An important part of our networking activities is centered in NextGen’s unique “Community Conversations,” in which small groups of fellows meet leaders and stakeholders from a variety of community groups (think environmental organizations, senior centers, teachers groups, women’s and minority organizations, etc.) to hear first-hand what it’s like to run these organizations, the strategic challenges and opportunities they face, their missions and how they collaborate with other groups to achieve greater results.

NextGen fellows are also required to participate in a Day of Service project that the cohort designs, organizes and implements on its own.  Day of Service projects are generally scheduled in month six of the program and must be completed before the cohort can graduate.

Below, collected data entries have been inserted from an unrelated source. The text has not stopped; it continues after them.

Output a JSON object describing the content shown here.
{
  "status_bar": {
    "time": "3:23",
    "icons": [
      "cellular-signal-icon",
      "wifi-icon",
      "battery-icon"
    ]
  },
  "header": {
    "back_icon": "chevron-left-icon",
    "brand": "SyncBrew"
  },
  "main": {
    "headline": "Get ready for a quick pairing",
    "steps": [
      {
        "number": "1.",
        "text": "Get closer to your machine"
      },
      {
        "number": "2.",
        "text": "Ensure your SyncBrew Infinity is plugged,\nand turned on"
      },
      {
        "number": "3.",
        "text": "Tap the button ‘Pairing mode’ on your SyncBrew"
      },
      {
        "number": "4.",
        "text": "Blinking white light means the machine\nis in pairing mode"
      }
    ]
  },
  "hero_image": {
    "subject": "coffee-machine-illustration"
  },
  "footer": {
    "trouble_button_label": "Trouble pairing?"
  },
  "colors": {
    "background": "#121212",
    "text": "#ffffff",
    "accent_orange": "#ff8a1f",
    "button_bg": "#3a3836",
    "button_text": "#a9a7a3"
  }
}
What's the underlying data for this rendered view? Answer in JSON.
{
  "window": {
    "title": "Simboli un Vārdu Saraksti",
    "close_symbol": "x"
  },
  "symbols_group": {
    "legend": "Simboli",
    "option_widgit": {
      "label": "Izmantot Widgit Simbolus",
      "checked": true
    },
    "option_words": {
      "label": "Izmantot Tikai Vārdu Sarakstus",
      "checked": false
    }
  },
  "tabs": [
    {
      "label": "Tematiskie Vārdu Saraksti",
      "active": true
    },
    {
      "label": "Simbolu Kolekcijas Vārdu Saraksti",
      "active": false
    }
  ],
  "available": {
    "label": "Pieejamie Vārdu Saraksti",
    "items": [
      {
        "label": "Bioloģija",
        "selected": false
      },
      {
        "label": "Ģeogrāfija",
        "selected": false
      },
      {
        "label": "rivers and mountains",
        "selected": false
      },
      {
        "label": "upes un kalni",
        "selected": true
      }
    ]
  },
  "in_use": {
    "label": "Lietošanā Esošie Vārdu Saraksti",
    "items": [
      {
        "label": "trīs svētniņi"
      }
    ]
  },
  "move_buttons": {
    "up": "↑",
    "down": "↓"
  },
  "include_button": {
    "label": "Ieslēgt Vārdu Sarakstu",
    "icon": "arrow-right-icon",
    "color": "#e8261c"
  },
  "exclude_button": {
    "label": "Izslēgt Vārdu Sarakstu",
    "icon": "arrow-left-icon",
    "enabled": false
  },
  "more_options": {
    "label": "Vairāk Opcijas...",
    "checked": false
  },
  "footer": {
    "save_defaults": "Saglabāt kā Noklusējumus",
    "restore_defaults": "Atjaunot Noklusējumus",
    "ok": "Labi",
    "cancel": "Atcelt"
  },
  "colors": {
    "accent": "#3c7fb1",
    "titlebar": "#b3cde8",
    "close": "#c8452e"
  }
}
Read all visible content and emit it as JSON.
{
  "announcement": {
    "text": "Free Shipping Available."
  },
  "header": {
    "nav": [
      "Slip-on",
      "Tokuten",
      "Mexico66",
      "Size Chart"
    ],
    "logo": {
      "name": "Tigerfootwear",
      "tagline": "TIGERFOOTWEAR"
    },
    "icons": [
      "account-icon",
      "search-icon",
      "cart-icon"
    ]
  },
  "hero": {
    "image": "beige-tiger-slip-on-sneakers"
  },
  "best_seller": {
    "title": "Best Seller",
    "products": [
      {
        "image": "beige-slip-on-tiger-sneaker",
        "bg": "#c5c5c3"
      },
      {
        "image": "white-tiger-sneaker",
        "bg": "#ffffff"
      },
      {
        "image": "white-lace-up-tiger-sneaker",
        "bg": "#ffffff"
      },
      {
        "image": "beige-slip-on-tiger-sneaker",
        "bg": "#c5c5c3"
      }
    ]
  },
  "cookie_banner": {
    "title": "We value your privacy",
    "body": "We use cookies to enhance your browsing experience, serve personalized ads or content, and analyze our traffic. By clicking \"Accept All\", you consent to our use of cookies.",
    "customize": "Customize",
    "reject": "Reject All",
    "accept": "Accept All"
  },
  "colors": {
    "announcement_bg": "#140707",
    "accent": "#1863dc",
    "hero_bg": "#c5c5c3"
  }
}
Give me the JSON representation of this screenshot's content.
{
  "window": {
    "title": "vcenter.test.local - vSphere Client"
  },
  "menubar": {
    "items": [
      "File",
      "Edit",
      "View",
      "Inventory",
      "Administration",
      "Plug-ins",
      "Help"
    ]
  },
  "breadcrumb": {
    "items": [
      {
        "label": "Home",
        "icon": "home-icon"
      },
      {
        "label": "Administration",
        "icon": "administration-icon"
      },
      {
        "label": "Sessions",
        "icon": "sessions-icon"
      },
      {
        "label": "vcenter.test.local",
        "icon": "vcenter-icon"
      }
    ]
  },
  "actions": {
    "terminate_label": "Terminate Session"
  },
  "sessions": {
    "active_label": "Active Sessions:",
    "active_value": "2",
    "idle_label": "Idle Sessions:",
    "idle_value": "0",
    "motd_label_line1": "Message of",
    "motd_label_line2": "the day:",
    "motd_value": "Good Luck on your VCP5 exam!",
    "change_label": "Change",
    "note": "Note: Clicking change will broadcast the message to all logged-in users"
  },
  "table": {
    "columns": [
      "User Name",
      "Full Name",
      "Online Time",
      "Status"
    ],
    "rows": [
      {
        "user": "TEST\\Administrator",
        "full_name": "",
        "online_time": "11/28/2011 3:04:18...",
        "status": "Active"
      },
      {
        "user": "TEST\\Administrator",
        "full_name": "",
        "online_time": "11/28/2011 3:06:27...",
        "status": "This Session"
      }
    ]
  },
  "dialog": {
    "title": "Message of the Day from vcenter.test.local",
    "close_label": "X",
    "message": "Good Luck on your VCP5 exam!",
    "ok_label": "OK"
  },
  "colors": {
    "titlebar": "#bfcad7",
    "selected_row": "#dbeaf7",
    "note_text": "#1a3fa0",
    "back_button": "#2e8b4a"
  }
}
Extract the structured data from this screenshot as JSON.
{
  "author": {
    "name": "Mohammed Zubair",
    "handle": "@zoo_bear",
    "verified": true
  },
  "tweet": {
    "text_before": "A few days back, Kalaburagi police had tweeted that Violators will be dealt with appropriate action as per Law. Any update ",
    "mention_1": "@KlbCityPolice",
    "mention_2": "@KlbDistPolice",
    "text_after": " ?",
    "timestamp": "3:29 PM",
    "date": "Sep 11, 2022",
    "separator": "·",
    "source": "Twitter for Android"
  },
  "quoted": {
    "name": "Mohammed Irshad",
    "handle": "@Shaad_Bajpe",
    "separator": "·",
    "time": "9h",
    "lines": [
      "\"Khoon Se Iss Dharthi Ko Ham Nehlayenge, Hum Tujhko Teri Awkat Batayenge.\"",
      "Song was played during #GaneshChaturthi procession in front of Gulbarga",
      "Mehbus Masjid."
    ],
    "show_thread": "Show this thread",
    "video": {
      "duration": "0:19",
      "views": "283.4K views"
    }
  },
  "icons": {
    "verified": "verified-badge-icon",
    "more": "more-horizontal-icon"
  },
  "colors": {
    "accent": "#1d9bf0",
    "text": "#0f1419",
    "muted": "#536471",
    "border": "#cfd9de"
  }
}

LGBTQ Emerging Leaders Typical Schedule

Event

Description

Pre-work

  • Take StrengthsFinder Assessment
  • Prepare for Networking Seminar

Leadership Lab 1

  • StrengthsFinder Top 5 Assessment Results
  • 21st Century Networking

Networking Event 1

LGBTQ History and its Relevance to Today’s Queer Leader

Leadership Lab 2

  • My Leadership Model
  • Introduction to Mindfulness
  • So You Think You Want to Run for Office?

Networking Event 2

Community Conversations I: Small Group “Listen and Learn” Explorations

Leadership Lab 3

  • Personal Financial Wellness
  • StrengthsFinder in Personal Lives
  • Mindfulness and Work Life Balance

Networking Event 3

Regional Business Network

Leadership Lab 4

  • Realities and Strategies for Trans Leaders
  • LGBTQ Executive Branding

Networking Event 4

Community Conversations II: Small Group “Listen and Learn” Explorations

Leadership Lab 5

Civic Leadership: Conversations with Path-Breaking Leaders

Networking Event 5

Regional Political or Civic Network

Leadership Lab 6

The Big Speech: From Board Presentations to Your First TEDx Talk

Networking Event 6

NextGen Graduation Celebration

NextGen Alumni Program

Finally, the NextGen Alumni Program, already over 100 alumni strong, will launch in the fall of 2019 and will provide on-going training and programming. It will serve as a tightly knit group of professionals who are invested in each other’s success. In addition to organizing and hosting their own activities, NextGen alums are welcome to attend Leadership Labs on a space-available basis.